Tuesday 7 July 2015

Self-doctoring..

.. can be useful!

But only if you know what you're doing! :P
I got my earlobes pierced (a second earring piercing in each hole) several months ago, and initially, they healed up quite nicely.


Only just a few weeks ago, I noticed that one of my earlobes had started to grow a small smooth bump. No lymph, no crusting, just a small bump about half a centimeter in diameter.
It wasn't warm or an inflamed red or something, and there was no blood or pus either, so I really doubted that it could've been an inflammation or infection (besides, it's kind of late for the pierces to suddenly get infected now).


So there was only one thing I could come up with: keloids, also known as hypertrophic, ugly-as-hell, overgrown scar tissue.

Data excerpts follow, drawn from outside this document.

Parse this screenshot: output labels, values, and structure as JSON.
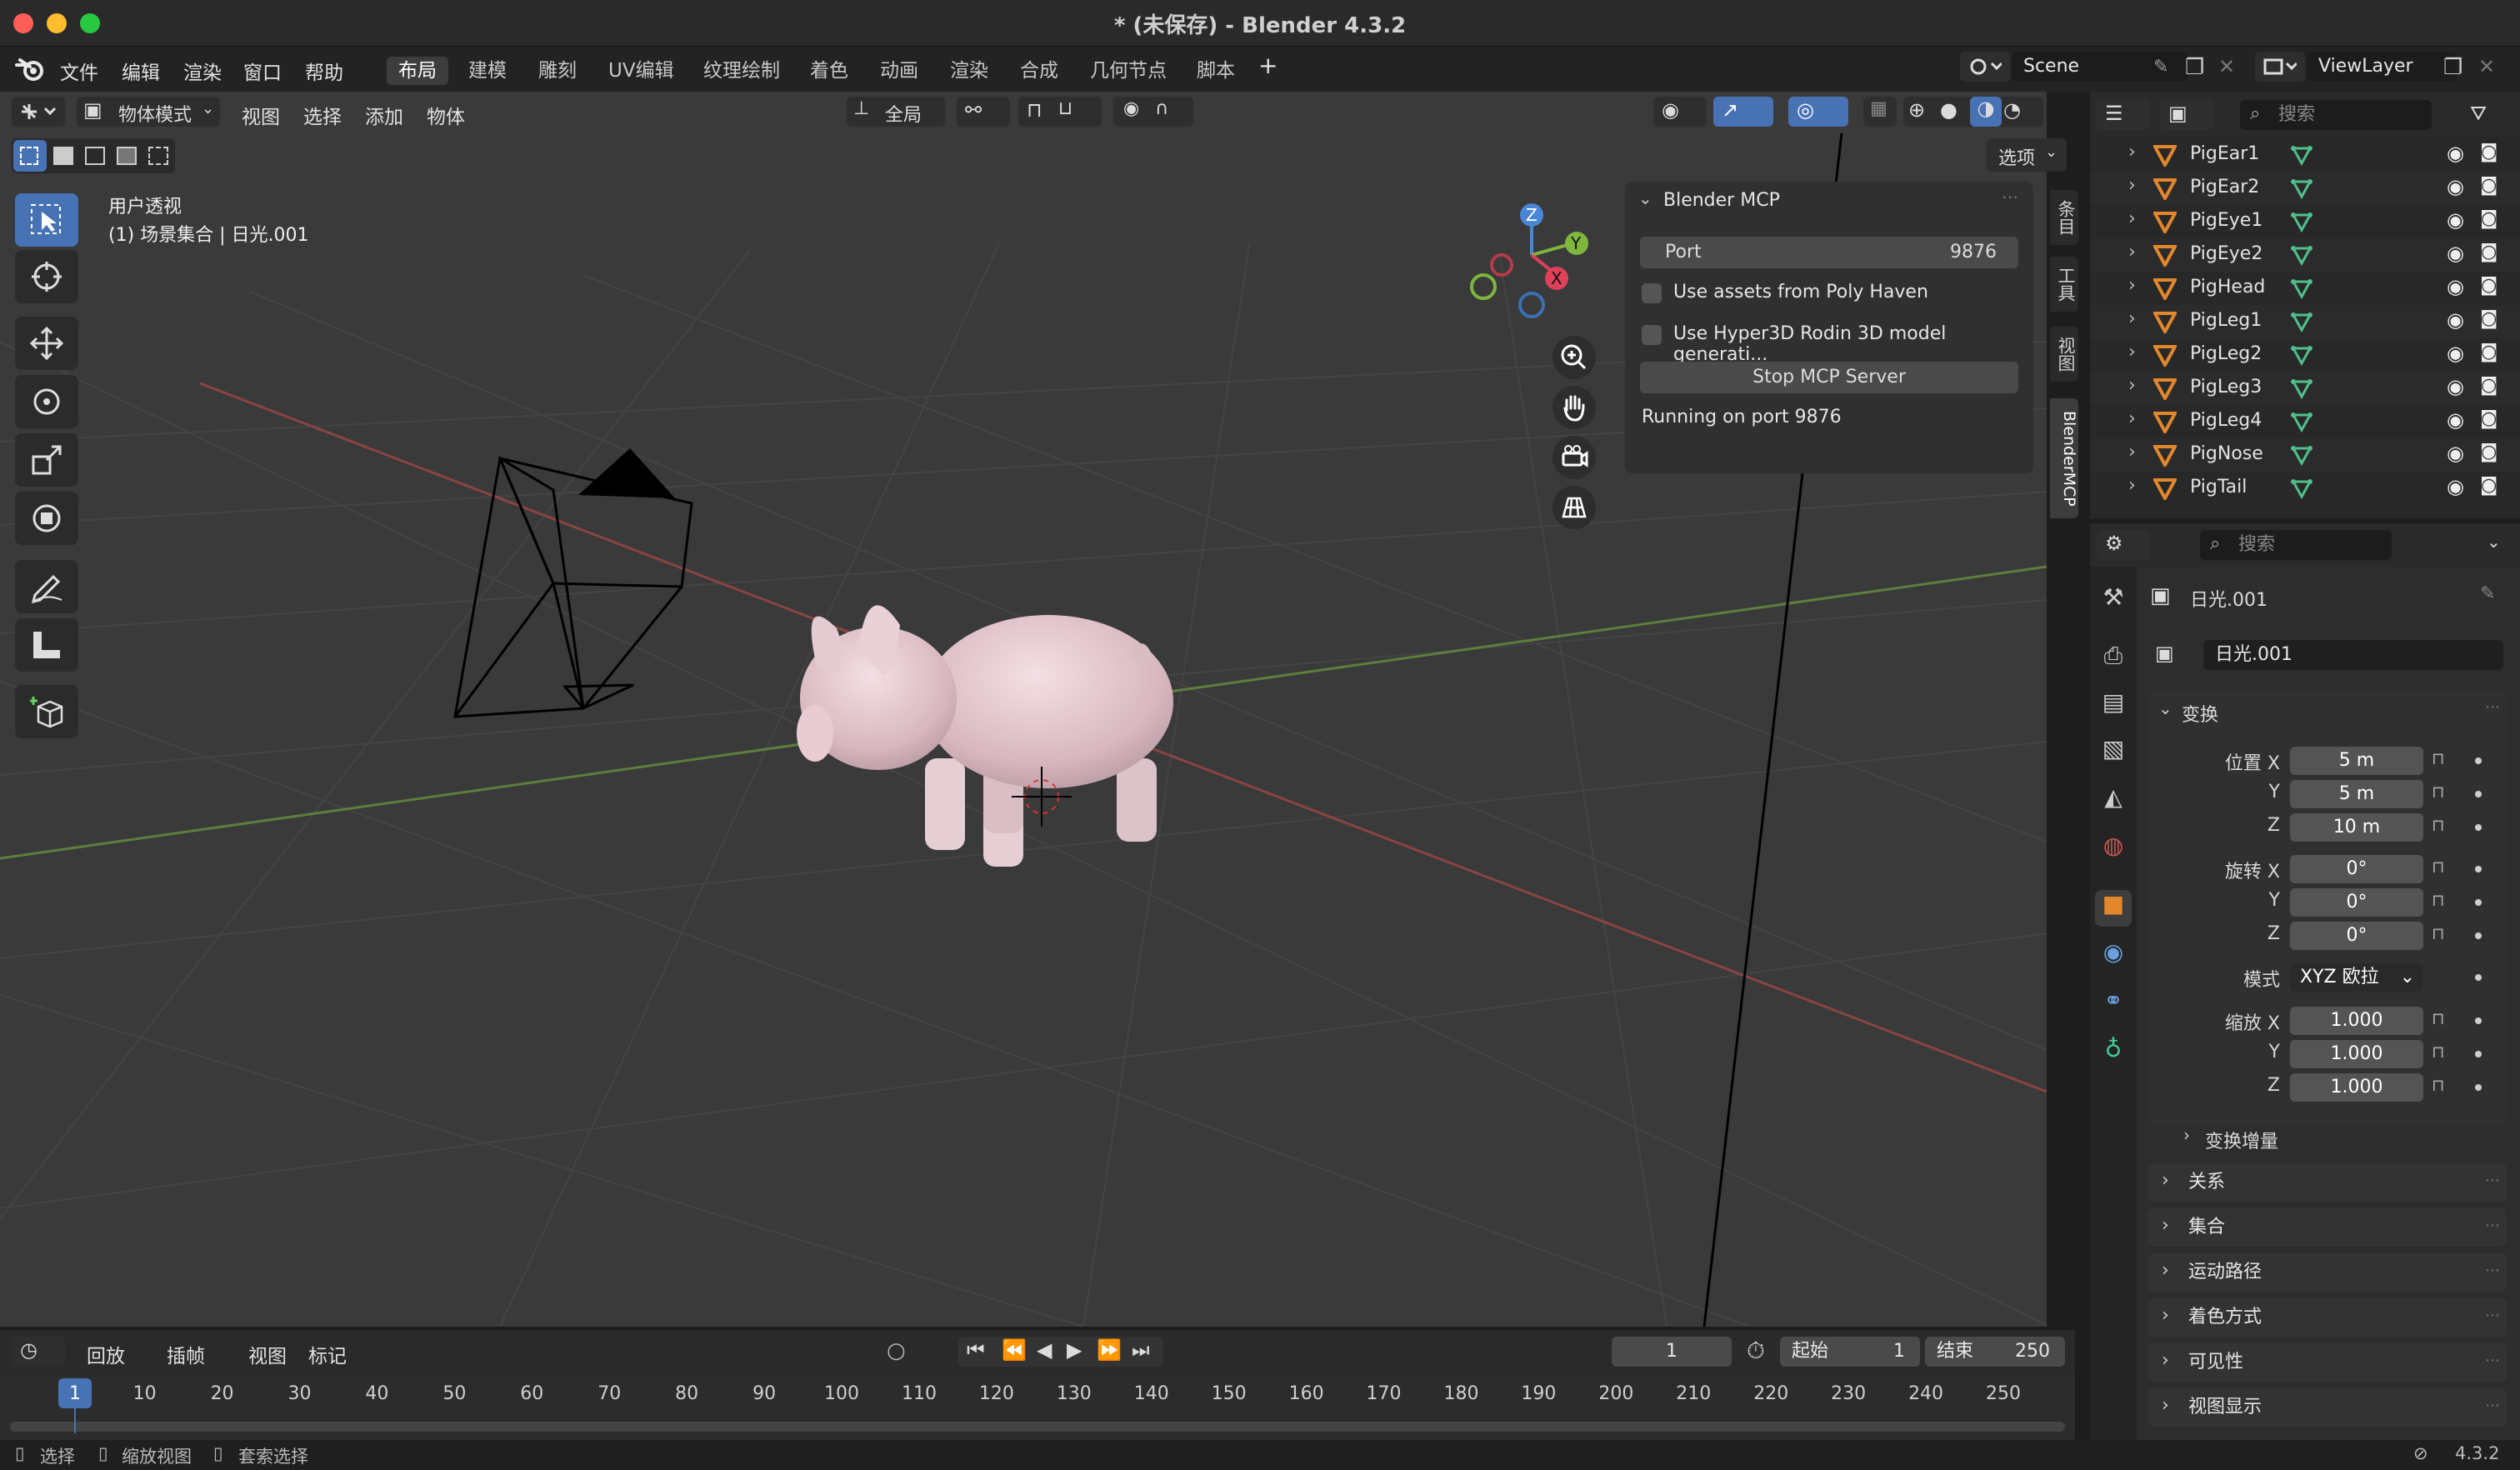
{
  "window": {
    "title": "* (未保存) - Blender 4.3.2"
  },
  "menu": [
    "文件",
    "编辑",
    "渲染",
    "窗口",
    "帮助"
  ],
  "workspaces": [
    {
      "label": "布局",
      "active": true
    },
    {
      "label": "建模"
    },
    {
      "label": "雕刻"
    },
    {
      "label": "UV编辑"
    },
    {
      "label": "纹理绘制"
    },
    {
      "label": "着色"
    },
    {
      "label": "动画"
    },
    {
      "label": "渲染"
    },
    {
      "label": "合成"
    },
    {
      "label": "几何节点"
    },
    {
      "label": "脚本"
    }
  ],
  "scene": {
    "name": "Scene",
    "viewlayer": "ViewLayer"
  },
  "viewport": {
    "mode": "物体模式",
    "menus": [
      "视图",
      "选择",
      "添加",
      "物体"
    ],
    "orientation": "全局",
    "options_label": "选项",
    "overlay_line1": "用户透视",
    "overlay_line2": "(1) 场景集合 | 日光.001",
    "gizmo": {
      "z": "Z",
      "y": "Y",
      "x": "X"
    }
  },
  "mcp_panel": {
    "title": "Blender MCP",
    "port_label": "Port",
    "port_value": "9876",
    "opt1": "Use assets from Poly Haven",
    "opt2": "Use Hyper3D Rodin 3D model generati...",
    "button": "Stop MCP Server",
    "status": "Running on port 9876"
  },
  "side_tabs": [
    "条目",
    "工具",
    "视图",
    "BlenderMCP"
  ],
  "outliner": {
    "search_placeholder": "搜索",
    "items": [
      "PigEar1",
      "PigEar2",
      "PigEye1",
      "PigEye2",
      "PigHead",
      "PigLeg1",
      "PigLeg2",
      "PigLeg3",
      "PigLeg4",
      "PigNose",
      "PigTail"
    ]
  },
  "properties": {
    "search_placeholder": "搜索",
    "object_name": "日光.001",
    "data_name": "日光.001",
    "transform_title": "变换",
    "location_label": "位置 X",
    "location": [
      "5 m",
      "5 m",
      "10 m"
    ],
    "rotation_label": "旋转 X",
    "rotation": [
      "0°",
      "0°",
      "0°"
    ],
    "mode_label": "模式",
    "mode_value": "XYZ 欧拉",
    "scale_label": "缩放 X",
    "scale": [
      "1.000",
      "1.000",
      "1.000"
    ],
    "axis_y": "Y",
    "axis_z": "Z",
    "delta": "变换增量",
    "sections": [
      "关系",
      "集合",
      "运动路径",
      "着色方式",
      "可见性",
      "视图显示"
    ]
  },
  "timeline": {
    "menus": [
      "回放",
      "插帧",
      "视图",
      "标记"
    ],
    "current_frame": "1",
    "start_label": "起始",
    "start": "1",
    "end_label": "结束",
    "end": "250",
    "ticks": [
      "1",
      "10",
      "20",
      "30",
      "40",
      "50",
      "60",
      "70",
      "80",
      "90",
      "100",
      "110",
      "120",
      "130",
      "140",
      "150",
      "160",
      "170",
      "180",
      "190",
      "200",
      "210",
      "220",
      "230",
      "240",
      "250"
    ]
  },
  "status": {
    "select": "选择",
    "zoom": "缩放视图",
    "lasso": "套索选择",
    "version": "4.3.2"
  },
  "colors": {
    "accent": "#4772b3",
    "x_axis": "#c24b4b",
    "y_axis": "#6b9a3a",
    "object_orange": "#e3872d"
  }
}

If you're a person with a splash of colour on your skin (read: African/Asian/Hispanic/Mediterranean), you're a bit more likely to form keloids compared to white people.
Since I'm Asian, I belong to this unlucky group as well.
I didn't like the thought of having a keloid grow on the back of my earlobe, so I had to find a way to get rid of it (preferably without having a doctor tell me to take out the earrings and to have surgery done on my earlobes).



Luckily for me, I managed to dig up some topical steroid cream, which may or may not have encouraged the bump to disappear.
It's becoming smaller again, so maybe topical steroid creams can help against keloid formation, or maybe it wasn't a keloid at all.

Either way, I'm happy about my bump starting to disappear again.



So yeah. Topical steroids may have worked for me, but please don't go and buy the stuff to get rid of your own keloids without discussing it with your doctor.
I'm not responsible for the shit that might happen when you try to pull the same stunt I did.